The catering people hadn’t got their bills paid entirely. Due to all this, passengers started complaining that facilities aren’t proper. All the different vendors whose bill was due were given fake cheques. So, these companies filed a case against Kingfisher regarding the bouncing of cheque. GMR Hyderabad international airport even made the court punish the CFO of Kingfisher for its ₹50 lakhs cheque bouncing. Kingfisher was trapped from all the sides. The salary of staff was also stopped and after a few months, staff began to strike. In 2009, the airline suffered a loss of ₹400 crores and this wasn’t the first year of loss it was happening since 2005. The company never made profit even for once in its whole journey even after that, it took loans from banks, bought planes every year and didn’t reduce their expenditure, they also injected many crores of rupees in PR to increase the valuation of the company. Mallya had stopped staff salaries but he had fixed his own salary amounting to ₹33.46 crores. Even after all these things happened, his style of living didn’t lack anything.
When CBI enquiry started on his loan matters, CBI mentioned that he was not able to pay loan at one place and at the same time he bought a property of €35 million in France. He also made a firm named Gizmo Holdings, through which he was going to do a payment of €8 million in France. This way he made shell companies take loans in India and shifted that money outside.
Legal Issues
In Dec 2011, the Union Minister claimed in Parliament that Kingfisher has not been paying taxes for two years worth more than ₹150 crores. This time, banks declared him a non performing asset.

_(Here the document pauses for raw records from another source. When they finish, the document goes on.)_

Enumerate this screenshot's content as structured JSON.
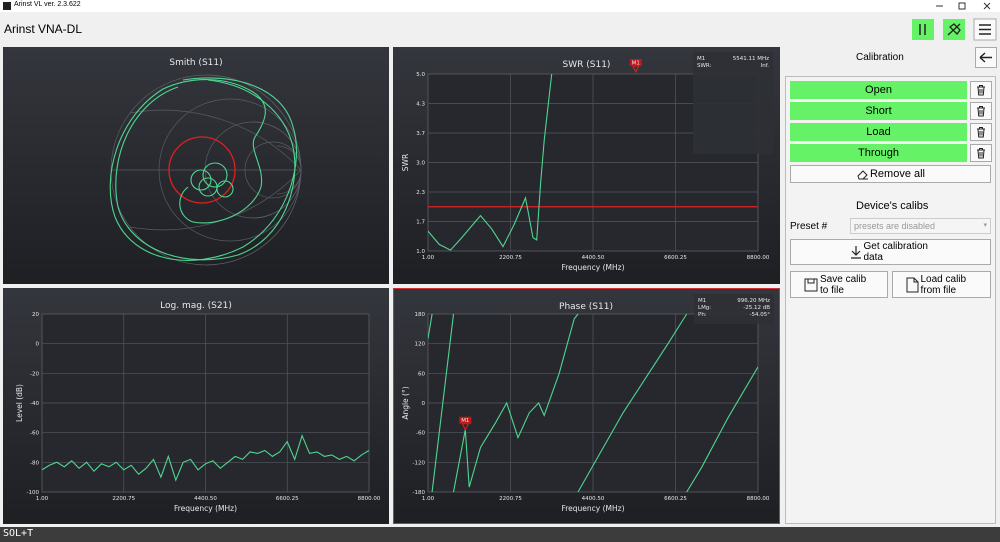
{
  "window": {
    "title": "Arinst VL ver. 2.3.622"
  },
  "header": {
    "title": "Arinst VNA-DL"
  },
  "chart_data": [
    {
      "type": "smith",
      "title": "Smith (S11)"
    },
    {
      "type": "line",
      "title": "SWR (S11)",
      "xlabel": "Frequency (MHz)",
      "ylabel": "SWR",
      "xlim": [
        1,
        8800
      ],
      "ylim": [
        1,
        5
      ],
      "xticks": [
        {
          "value": 1,
          "label": "1.00"
        },
        {
          "value": 2200.75,
          "label": "2200.75"
        },
        {
          "value": 4400.5,
          "label": "4400.50"
        },
        {
          "value": 6600.25,
          "label": "6600.25"
        },
        {
          "value": 8800,
          "label": "8800.00"
        }
      ],
      "yticks": [
        {
          "value": 1,
          "label": "1.0"
        },
        {
          "value": 1.667,
          "label": "1.7"
        },
        {
          "value": 2.333,
          "label": "2.3"
        },
        {
          "value": 3,
          "label": "3.0"
        },
        {
          "value": 3.667,
          "label": "3.7"
        },
        {
          "value": 4.333,
          "label": "4.3"
        },
        {
          "value": 5,
          "label": "5.0"
        }
      ],
      "grid": true,
      "limit_line": 2,
      "limit_color": "#e02020",
      "series": [
        {
          "color": "#4fd690",
          "x": [
            1,
            300,
            600,
            900,
            1400,
            1700,
            2000,
            2300,
            2600,
            2800,
            2900,
            3000,
            3100,
            3300
          ],
          "values": [
            1.45,
            1.15,
            1.02,
            1.3,
            1.8,
            1.5,
            1.1,
            1.6,
            2.2,
            1.3,
            1.25,
            2.5,
            3.5,
            5
          ]
        }
      ],
      "marker": {
        "label": "M1",
        "x": 5541.11
      },
      "info": [
        [
          "M1",
          "5541.11 MHz"
        ],
        [
          "SWR:",
          "Inf."
        ]
      ]
    },
    {
      "type": "line",
      "title": "Log. mag. (S21)",
      "xlabel": "Frequency (MHz)",
      "ylabel": "Level (dB)",
      "xlim": [
        1,
        8800
      ],
      "ylim": [
        -100,
        20
      ],
      "xticks": [
        {
          "value": 1,
          "label": "1.00"
        },
        {
          "value": 2200.75,
          "label": "2200.75"
        },
        {
          "value": 4400.5,
          "label": "4400.50"
        },
        {
          "value": 6600.25,
          "label": "6600.25"
        },
        {
          "value": 8800,
          "label": "8800.00"
        }
      ],
      "yticks": [
        20,
        0,
        -20,
        -40,
        -60,
        -80,
        -100
      ],
      "grid": true,
      "series": [
        {
          "color": "#4fd690",
          "x": [
            1,
            200,
            400,
            600,
            800,
            1000,
            1200,
            1400,
            1600,
            1800,
            2000,
            2200,
            2400,
            2600,
            2800,
            3000,
            3200,
            3400,
            3600,
            3800,
            4000,
            4200,
            4400,
            4600,
            4800,
            5000,
            5200,
            5400,
            5600,
            5800,
            6000,
            6200,
            6400,
            6600,
            6800,
            7000,
            7200,
            7400,
            7600,
            7800,
            8000,
            8200,
            8400,
            8600,
            8800
          ],
          "values": [
            -85,
            -82,
            -80,
            -83,
            -79,
            -84,
            -80,
            -86,
            -81,
            -83,
            -80,
            -85,
            -82,
            -88,
            -84,
            -78,
            -90,
            -76,
            -92,
            -80,
            -78,
            -85,
            -81,
            -79,
            -84,
            -80,
            -76,
            -78,
            -73,
            -74,
            -72,
            -76,
            -73,
            -66,
            -78,
            -62,
            -74,
            -73,
            -76,
            -75,
            -78,
            -76,
            -79,
            -75,
            -72
          ]
        }
      ]
    },
    {
      "type": "line",
      "title": "Phase (S11)",
      "xlabel": "Frequency (MHz)",
      "ylabel": "Angle (°)",
      "xlim": [
        1,
        8800
      ],
      "ylim": [
        -180,
        180
      ],
      "xticks": [
        {
          "value": 1,
          "label": "1.00"
        },
        {
          "value": 2200.75,
          "label": "2200.75"
        },
        {
          "value": 4400.5,
          "label": "4400.50"
        },
        {
          "value": 6600.25,
          "label": "6600.25"
        },
        {
          "value": 8800,
          "label": "8800.00"
        }
      ],
      "yticks": [
        180,
        120,
        60,
        0,
        -60,
        -120,
        -180
      ],
      "grid": true,
      "series": [
        {
          "color": "#4fd690",
          "x": [
            1,
            110,
            110,
            110,
            680,
            680,
            680,
            996.2,
            1100,
            1400,
            1800,
            2100,
            2400,
            2700,
            2950,
            3100,
            3500,
            3900,
            4000,
            4000,
            4000,
            4600,
            5200,
            5800,
            6400,
            6900,
            6900,
            6900,
            7300,
            8000,
            8800
          ],
          "values": [
            130,
            180,
            null,
            -180,
            180,
            null,
            -180,
            -54.05,
            -170,
            -90,
            -40,
            0,
            -70,
            -20,
            0,
            -25,
            60,
            170,
            180,
            null,
            -180,
            -100,
            -20,
            50,
            120,
            180,
            null,
            -180,
            -130,
            -30,
            73
          ]
        }
      ],
      "marker": {
        "label": "M1",
        "x": 996.2,
        "y": -54.05
      },
      "info": [
        [
          "M1",
          "996.20 MHz"
        ],
        [
          "LMg:",
          "-25.12 dB"
        ],
        [
          "Ph:",
          "-54.05°"
        ]
      ]
    }
  ],
  "calibration": {
    "title": "Calibration",
    "steps": [
      "Open",
      "Short",
      "Load",
      "Through"
    ],
    "remove_all": "Remove all",
    "device_title": "Device's calibs",
    "preset_label": "Preset #",
    "preset_value": "presets are disabled",
    "get": "Get calibration data",
    "save": "Save calib to file",
    "load": "Load calib from file"
  },
  "status": "SOL+T"
}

On 21st Dec 2010, SBI Bank, Vijay Mallya and RBI signed a master debt recast agreement (MDRA) which stated that banks were writing off their loans by taking Kingfisher’s shares. The share value in the market was around ₹38-39 but banks bought the shares at the rate of ₹64. When pressure increased on banks, they stated that the market is down right now so rate has come a little low but Kingfisher’s overall average price is calculated to be ₹64. So, they had converted their loan according to this price.
Bank was providing a loan on the brand value of Kingfisher which was calculated by government banks to be ₹160 crores. There was an audit firm called GrandThornton which has recently been hired by Adani Group and has worked with many government initiatives like Clean Ganga, Niti aAyog, etc. GrandThornton did the auditing of Kingfisher at that time and found out its audit value as ₹4100 crores. So, there was a huge difference in the value stated by those banks and auditing firm. When the loan defaulted, they started to sell the brand in which the main brands were fly Kingfisher, flying models, fly the good times, fun liners, Kingfisher. But there was no one to buy the brand. After this, in Feb 2012, all of Kingfisher’s accounts were frozen. On 20th Oct 2012, DGCA suspended the flying license of Kingfisher airlines. Domestic and international, all of Kingfisher’s operations were shut completely.